Currier had established the other accounts by using sham companies and counterfeit information. Once the proceeds were transferred, Currier would typically use a portion of the funds to make loan payments and another portion for his personal use, said Enid Police Department Capt. Tim Jacobi.
“The banking records clearly indicated that Ernst Currier routinely used portions of the unlawful proceeds for his own personal gain,” Jacobi said. “To keep his criminal activity concealed and to further the scheme, Currier manufactured a large collection of fabricated documents over the years.”
Those documents included fraudulent tax returns, forged loan applications, financial statements, identification documents and profit and loss statements. Currier also set up several post office boxes to direct mail and to give the appearance of a legitimate address.
The total combined original amount of all 61 fraudulent loan accounts opened unlawfully by Currier is $6,207,229.88, according to the affidavit. The combined outstanding and remaining balance on all the fraudulent loan accounts is $1,811,588.01.
Enid Police Department Chief Brian O’Rourke said the department was “stunned” by what was uncovered when the investigation began.
“The EPD was shocked to receive this case involving a community leader. Once the EPD started investigating, we were stunned on the depth and breadth of the fraud,” the chief said. “Sgt. Nick John and Detective James McFadden were assigned and started to work, along with others in the Investigative Division of the EPD. The man-hours spent collecting information from financial institutions was massive. The cooperation we received was upfront and honest.”
O’Rourke said the decision to keep the case local, and to not have Currier charged in federal court, was made at the local level.
“This was the biggest fraud that has been uncovered in Enid, and the EPD rose to the occasion. We worked closely with District Attorney Mike Fields and his staff from day one to bring it to the conclusion that we see today,” he said. “Between District Attorney Mike Fields and I, it was decided to keep the case in the state venue.
“This was not decided lightly, and it was after discussions with the U.S. attorney for the Western District of Oklahoma that the district attorney and I both had. The decision was made between us that the charges be filed in state court, with the sentencing guidelines being stricter.

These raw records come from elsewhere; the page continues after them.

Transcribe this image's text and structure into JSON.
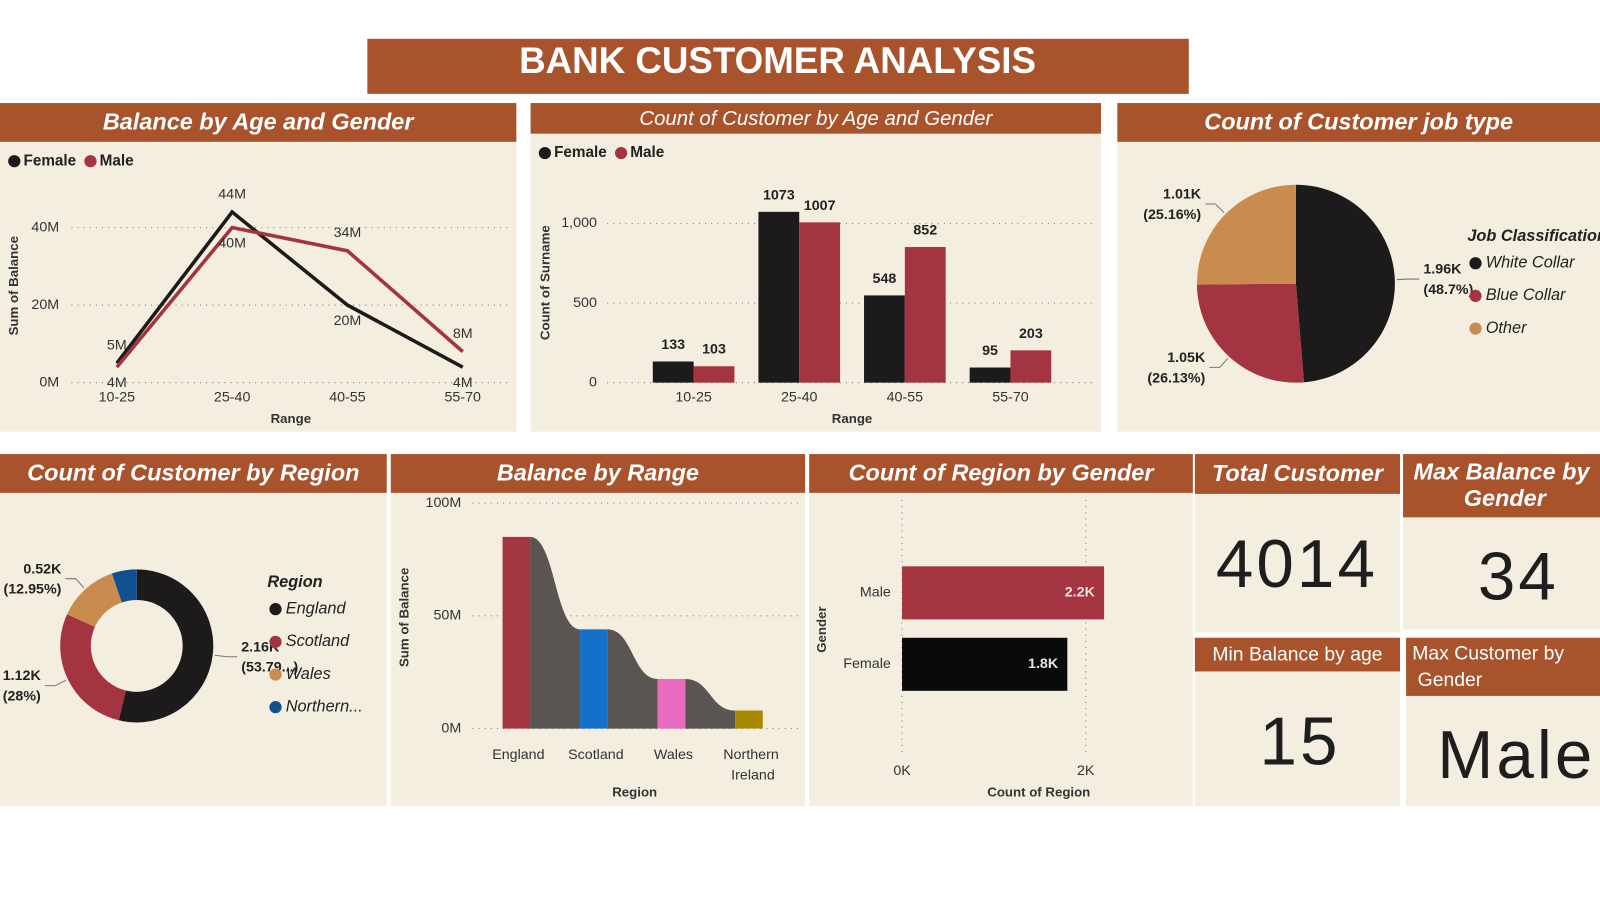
{
  "title": "BANK CUSTOMER ANALYSIS",
  "chart_data": [
    {
      "type": "line",
      "title": "Balance by Age and Gender",
      "x_label": "Range",
      "y_label": "Sum of Balance",
      "categories": [
        "10-25",
        "25-40",
        "40-55",
        "55-70"
      ],
      "series": [
        {
          "name": "Female",
          "color": "#1c1a1b",
          "values": [
            5,
            44,
            20,
            4
          ],
          "value_labels": [
            "5M",
            "44M",
            "20M",
            "4M"
          ]
        },
        {
          "name": "Male",
          "color": "#a4343f",
          "values": [
            4,
            40,
            34,
            8
          ],
          "value_labels": [
            "4M",
            "40M",
            "34M",
            "8M"
          ]
        }
      ],
      "ylim": [
        0,
        50
      ],
      "yticks": [
        {
          "value": 0,
          "label": "0M"
        },
        {
          "value": 20,
          "label": "20M"
        },
        {
          "value": 40,
          "label": "40M"
        }
      ],
      "grid": true,
      "legend": "top-left"
    },
    {
      "type": "bar",
      "title": "Count of Customer by Age and Gender",
      "x_label": "Range",
      "y_label": "Count of Surname",
      "categories": [
        "10-25",
        "25-40",
        "40-55",
        "55-70"
      ],
      "series": [
        {
          "name": "Female",
          "color": "#1c1a1b",
          "values": [
            133,
            1073,
            548,
            95
          ]
        },
        {
          "name": "Male",
          "color": "#a4343f",
          "values": [
            103,
            1007,
            852,
            203
          ]
        }
      ],
      "ylim": [
        0,
        1200
      ],
      "yticks": [
        0,
        500,
        {
          "value": 1000,
          "label": "1,000"
        }
      ],
      "grid": true,
      "legend": "top-left"
    },
    {
      "type": "pie",
      "title": "Count of Customer job type",
      "legend_title": "Job Classification",
      "categories": [
        "White Collar",
        "Blue Collar",
        "Other"
      ],
      "colors": [
        "#1c1a1b",
        "#a4343f",
        "#c98b4e"
      ],
      "values": [
        1.96,
        1.05,
        1.01
      ],
      "value_labels": [
        "1.96K",
        "1.05K",
        "1.01K"
      ],
      "percents": [
        48.7,
        26.13,
        25.16
      ],
      "percent_labels": [
        "(48.7%)",
        "(26.13%)",
        "(25.16%)"
      ],
      "legend": "right"
    },
    {
      "type": "donut",
      "title": "Count of Customer by Region",
      "legend_title": "Region",
      "categories": [
        "England",
        "Scotland",
        "Wales",
        "Northern..."
      ],
      "colors": [
        "#1c1a1b",
        "#a4343f",
        "#c98b4e",
        "#11508f"
      ],
      "values": [
        2.16,
        1.12,
        0.52,
        0.21
      ],
      "value_labels": [
        "2.16K",
        "1.12K",
        "0.52K",
        null
      ],
      "percents": [
        53.79,
        28,
        12.95,
        5.26
      ],
      "percent_labels": [
        "(53.79...)",
        "(28%)",
        "(12.95%)",
        null
      ],
      "legend": "right"
    },
    {
      "type": "ribbon",
      "title": "Balance by Range",
      "x_label": "Region",
      "y_label": "Sum of Balance",
      "categories": [
        "England",
        "Scotland",
        "Wales",
        "Northern Ireland"
      ],
      "colors": [
        "#a4343f",
        "#1470c8",
        "#e86bbf",
        "#a88a00"
      ],
      "ribbon_color": "#5a5552",
      "values": [
        85,
        44,
        22,
        8
      ],
      "ylim": [
        0,
        100
      ],
      "yticks": [
        {
          "value": 0,
          "label": "0M"
        },
        {
          "value": 50,
          "label": "50M"
        },
        {
          "value": 100,
          "label": "100M"
        }
      ],
      "grid": true
    },
    {
      "type": "hbar",
      "title": "Count of Region by Gender",
      "x_label": "Count of Region",
      "y_label": "Gender",
      "categories": [
        "Male",
        "Female"
      ],
      "colors": [
        "#a4343f",
        "#0a0a0a"
      ],
      "values": [
        2.2,
        1.8
      ],
      "value_labels": [
        "2.2K",
        "1.8K"
      ],
      "xlim": [
        0,
        3
      ],
      "xticks": [
        {
          "value": 0,
          "label": "0K"
        },
        {
          "value": 2,
          "label": "2K"
        }
      ],
      "grid": true
    }
  ],
  "cards": [
    {
      "title": "Total Customer",
      "value": 4014
    },
    {
      "title": "Max Balance by Gender",
      "value": 34
    },
    {
      "title": "Min Balance by age",
      "value": 15
    },
    {
      "title": "Max Customer by Gender",
      "value": "Male"
    }
  ]
}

“I am glad to see this controversial case come to an end and Mr. Currier pay for his crimes as the system dictates.”
of the Year
Currier served on the board of, as well as president, of Enid Public Schools Board of Education. Currier, who was a 2014 Pillar of the Plains honoree, was named Greater Enid Chamber of Commerce Citizen of the Year in 2016.
“He was able to gain access to those identities by using his position of trust at the Security National Bank, the First Baptist Church in Enid and by his status as a leader in the community,” Jacobi said.
Currier was a Vance Air Force Base Partner in the Sky and Vance Development Authority member. He also serves on Leadership Greater Enid Board. Currier volunteered his time and was instrumental in getting more than $90 million in bonds passed for EPS in February 2016 and garnering voter approval for the Kaw Lake pipeline to secure Enid’s future water needs.
Currier, who was born in Buffalo, Okla., moved to Enid in 1971 after graduating from high school. The family moved here because Currier’s father, who was disabled, required medical care, he told the Enid News & Eagle in 2014. He was mayor during the last Base Realignment and Closure round in 2005, when Vance gained personnel.